Thursday, July 15, 2010

I'm Just Askin'...

1. Given the fact that hominids, in something approaching modern forms, have walked the Earth for between 100,000 and 200,000 years, why did god, who ostensibly is interested in human salvation, wait so many tens of thousands of years to reveal himself and explicate the means by which to be saved?

2. Why do atheists who otherwise make consistently good arguments, and seemingly have a firm grasp on the issues, choose to believe, and advocate on behalf of, the superstition of objective, prescriptive morality, when, clearly, scientific investigation of the natural order can only tell us what is, while telling us nothing of what ought to be?

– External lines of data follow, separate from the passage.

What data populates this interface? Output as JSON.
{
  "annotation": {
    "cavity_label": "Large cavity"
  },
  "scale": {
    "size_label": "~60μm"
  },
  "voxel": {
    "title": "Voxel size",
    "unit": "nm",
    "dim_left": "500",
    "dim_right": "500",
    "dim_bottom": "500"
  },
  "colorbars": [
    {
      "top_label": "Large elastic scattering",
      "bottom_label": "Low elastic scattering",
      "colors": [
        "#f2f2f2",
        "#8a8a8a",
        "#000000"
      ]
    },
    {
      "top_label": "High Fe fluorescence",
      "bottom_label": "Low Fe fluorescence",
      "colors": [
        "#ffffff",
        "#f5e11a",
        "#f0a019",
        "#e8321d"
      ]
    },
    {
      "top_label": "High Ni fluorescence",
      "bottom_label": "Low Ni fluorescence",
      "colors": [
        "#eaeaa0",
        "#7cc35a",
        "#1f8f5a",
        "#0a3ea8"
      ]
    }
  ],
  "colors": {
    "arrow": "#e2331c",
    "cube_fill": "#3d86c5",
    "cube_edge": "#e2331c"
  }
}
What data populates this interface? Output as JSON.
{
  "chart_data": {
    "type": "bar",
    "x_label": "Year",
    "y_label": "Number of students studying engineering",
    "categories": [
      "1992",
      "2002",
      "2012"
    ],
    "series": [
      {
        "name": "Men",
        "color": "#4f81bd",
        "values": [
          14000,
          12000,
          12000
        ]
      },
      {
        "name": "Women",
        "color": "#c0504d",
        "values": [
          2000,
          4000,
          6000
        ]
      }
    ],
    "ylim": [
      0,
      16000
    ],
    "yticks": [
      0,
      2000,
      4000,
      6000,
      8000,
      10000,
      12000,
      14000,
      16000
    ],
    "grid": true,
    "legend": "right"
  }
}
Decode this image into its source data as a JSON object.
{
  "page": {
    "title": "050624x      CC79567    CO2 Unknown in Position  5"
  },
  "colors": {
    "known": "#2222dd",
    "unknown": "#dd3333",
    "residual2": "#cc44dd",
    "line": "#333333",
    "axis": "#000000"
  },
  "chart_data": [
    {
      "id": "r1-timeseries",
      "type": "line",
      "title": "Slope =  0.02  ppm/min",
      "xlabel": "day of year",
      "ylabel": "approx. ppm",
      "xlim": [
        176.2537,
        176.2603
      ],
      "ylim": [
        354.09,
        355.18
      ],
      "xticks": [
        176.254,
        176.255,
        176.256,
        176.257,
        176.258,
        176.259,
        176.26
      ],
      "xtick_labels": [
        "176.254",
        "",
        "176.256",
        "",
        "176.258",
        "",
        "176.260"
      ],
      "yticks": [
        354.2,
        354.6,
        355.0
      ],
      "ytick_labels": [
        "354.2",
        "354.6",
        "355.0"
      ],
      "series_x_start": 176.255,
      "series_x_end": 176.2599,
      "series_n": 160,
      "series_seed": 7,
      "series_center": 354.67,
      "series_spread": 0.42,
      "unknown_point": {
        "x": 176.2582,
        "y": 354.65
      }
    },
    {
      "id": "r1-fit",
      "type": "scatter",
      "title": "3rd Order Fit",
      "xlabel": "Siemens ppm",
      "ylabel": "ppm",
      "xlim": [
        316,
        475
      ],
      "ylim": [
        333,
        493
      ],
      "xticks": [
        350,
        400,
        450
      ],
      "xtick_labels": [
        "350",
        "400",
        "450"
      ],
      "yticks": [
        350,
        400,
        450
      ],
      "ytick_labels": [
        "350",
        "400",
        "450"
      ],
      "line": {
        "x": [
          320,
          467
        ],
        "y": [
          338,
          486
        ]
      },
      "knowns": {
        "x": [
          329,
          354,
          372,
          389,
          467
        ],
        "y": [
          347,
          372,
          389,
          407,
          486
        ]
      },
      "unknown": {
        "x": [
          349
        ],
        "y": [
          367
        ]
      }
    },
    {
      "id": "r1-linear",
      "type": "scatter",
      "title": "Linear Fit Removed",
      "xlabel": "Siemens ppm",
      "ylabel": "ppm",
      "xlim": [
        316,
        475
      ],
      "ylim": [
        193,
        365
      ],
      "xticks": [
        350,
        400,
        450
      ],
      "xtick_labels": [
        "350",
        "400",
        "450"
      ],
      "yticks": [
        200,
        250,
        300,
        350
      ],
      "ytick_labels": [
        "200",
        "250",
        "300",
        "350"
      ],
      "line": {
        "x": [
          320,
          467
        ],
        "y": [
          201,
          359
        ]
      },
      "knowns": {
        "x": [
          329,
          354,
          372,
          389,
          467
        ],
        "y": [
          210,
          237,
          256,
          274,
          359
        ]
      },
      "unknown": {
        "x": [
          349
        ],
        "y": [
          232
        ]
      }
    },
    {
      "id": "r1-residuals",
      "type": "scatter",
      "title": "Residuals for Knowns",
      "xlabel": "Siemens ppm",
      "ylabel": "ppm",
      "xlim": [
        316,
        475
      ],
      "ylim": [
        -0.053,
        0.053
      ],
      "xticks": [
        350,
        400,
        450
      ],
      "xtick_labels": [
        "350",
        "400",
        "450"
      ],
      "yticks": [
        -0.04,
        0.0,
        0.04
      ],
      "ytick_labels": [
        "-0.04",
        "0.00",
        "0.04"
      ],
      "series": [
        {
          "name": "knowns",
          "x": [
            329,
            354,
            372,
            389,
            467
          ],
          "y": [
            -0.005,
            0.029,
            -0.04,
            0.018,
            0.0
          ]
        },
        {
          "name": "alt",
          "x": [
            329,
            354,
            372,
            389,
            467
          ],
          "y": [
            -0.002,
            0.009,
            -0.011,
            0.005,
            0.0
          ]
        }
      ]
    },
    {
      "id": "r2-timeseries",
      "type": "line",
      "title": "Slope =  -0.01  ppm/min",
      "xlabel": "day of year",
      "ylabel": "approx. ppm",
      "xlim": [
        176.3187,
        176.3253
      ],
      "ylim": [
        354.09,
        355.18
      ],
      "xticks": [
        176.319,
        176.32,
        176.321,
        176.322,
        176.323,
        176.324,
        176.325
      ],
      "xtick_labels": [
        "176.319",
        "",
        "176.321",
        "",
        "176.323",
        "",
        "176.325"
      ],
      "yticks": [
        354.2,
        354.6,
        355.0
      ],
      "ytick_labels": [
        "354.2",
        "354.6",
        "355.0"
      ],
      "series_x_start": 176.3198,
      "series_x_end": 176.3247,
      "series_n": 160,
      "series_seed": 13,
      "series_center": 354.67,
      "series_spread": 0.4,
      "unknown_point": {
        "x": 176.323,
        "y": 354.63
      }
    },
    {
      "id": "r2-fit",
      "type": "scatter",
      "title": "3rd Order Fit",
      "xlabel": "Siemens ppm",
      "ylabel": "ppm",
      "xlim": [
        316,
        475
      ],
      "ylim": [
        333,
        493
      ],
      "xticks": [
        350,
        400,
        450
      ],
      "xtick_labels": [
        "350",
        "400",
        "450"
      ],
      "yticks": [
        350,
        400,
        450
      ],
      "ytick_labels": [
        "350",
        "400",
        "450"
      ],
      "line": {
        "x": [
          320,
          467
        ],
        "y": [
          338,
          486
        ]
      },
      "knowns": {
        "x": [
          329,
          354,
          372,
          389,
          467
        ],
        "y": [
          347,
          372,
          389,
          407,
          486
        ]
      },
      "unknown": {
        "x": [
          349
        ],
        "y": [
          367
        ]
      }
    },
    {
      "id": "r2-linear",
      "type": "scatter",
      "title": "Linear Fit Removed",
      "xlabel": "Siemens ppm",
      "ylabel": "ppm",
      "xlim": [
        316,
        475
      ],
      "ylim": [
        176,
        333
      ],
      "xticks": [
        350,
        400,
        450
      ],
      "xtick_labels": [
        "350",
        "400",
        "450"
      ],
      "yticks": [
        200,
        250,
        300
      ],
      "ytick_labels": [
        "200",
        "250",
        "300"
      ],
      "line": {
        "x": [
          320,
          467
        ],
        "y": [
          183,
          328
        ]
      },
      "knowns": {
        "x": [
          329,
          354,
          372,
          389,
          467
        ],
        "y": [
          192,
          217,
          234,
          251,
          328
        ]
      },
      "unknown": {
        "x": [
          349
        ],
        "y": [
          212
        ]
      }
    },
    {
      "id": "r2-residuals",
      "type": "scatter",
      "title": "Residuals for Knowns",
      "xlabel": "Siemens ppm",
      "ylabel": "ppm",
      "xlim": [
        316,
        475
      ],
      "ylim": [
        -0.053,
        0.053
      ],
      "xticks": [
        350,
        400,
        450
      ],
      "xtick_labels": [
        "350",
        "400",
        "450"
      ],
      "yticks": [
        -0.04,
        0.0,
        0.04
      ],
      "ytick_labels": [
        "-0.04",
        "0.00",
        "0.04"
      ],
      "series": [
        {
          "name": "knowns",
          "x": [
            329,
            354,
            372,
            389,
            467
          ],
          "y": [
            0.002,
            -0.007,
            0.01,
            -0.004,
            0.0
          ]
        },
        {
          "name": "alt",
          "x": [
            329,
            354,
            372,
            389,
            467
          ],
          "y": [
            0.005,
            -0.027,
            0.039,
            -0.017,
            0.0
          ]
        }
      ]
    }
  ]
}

3. Inasmuch as, according to the Christian religion, sinful man is redeemed--is granted salvation--by his saving faith in Jesus Christ, if there is an eight-year-old boy who lives in a remote, tribal part of Africa, or perhaps South America, and who dies at that young age with Jesus' message of salvation having never penetrated his village, what becomes of him?

4. Why do atheists who are intimately acquainted with Darwinian theory, and who comprehensively understand universal common descent, persist in the superstitious, speciocentric belief that humans, apart from the rest of our Tree of Life brethren, are special and, in some nebulous way, meaningfully different from everything else that has evolved?

5. Why do some Christians, when they hear that a prominent atheist, such as Christopher Hitchens, has gotten sick, fall all over themselves to declare (seemingly gleefully) that god has inflicted the disease as a "public humbling" when, in nearly every case, the same Christians would probably decline an offer to walk around a cancer ward and inform the patients that they are being humbled by the deity?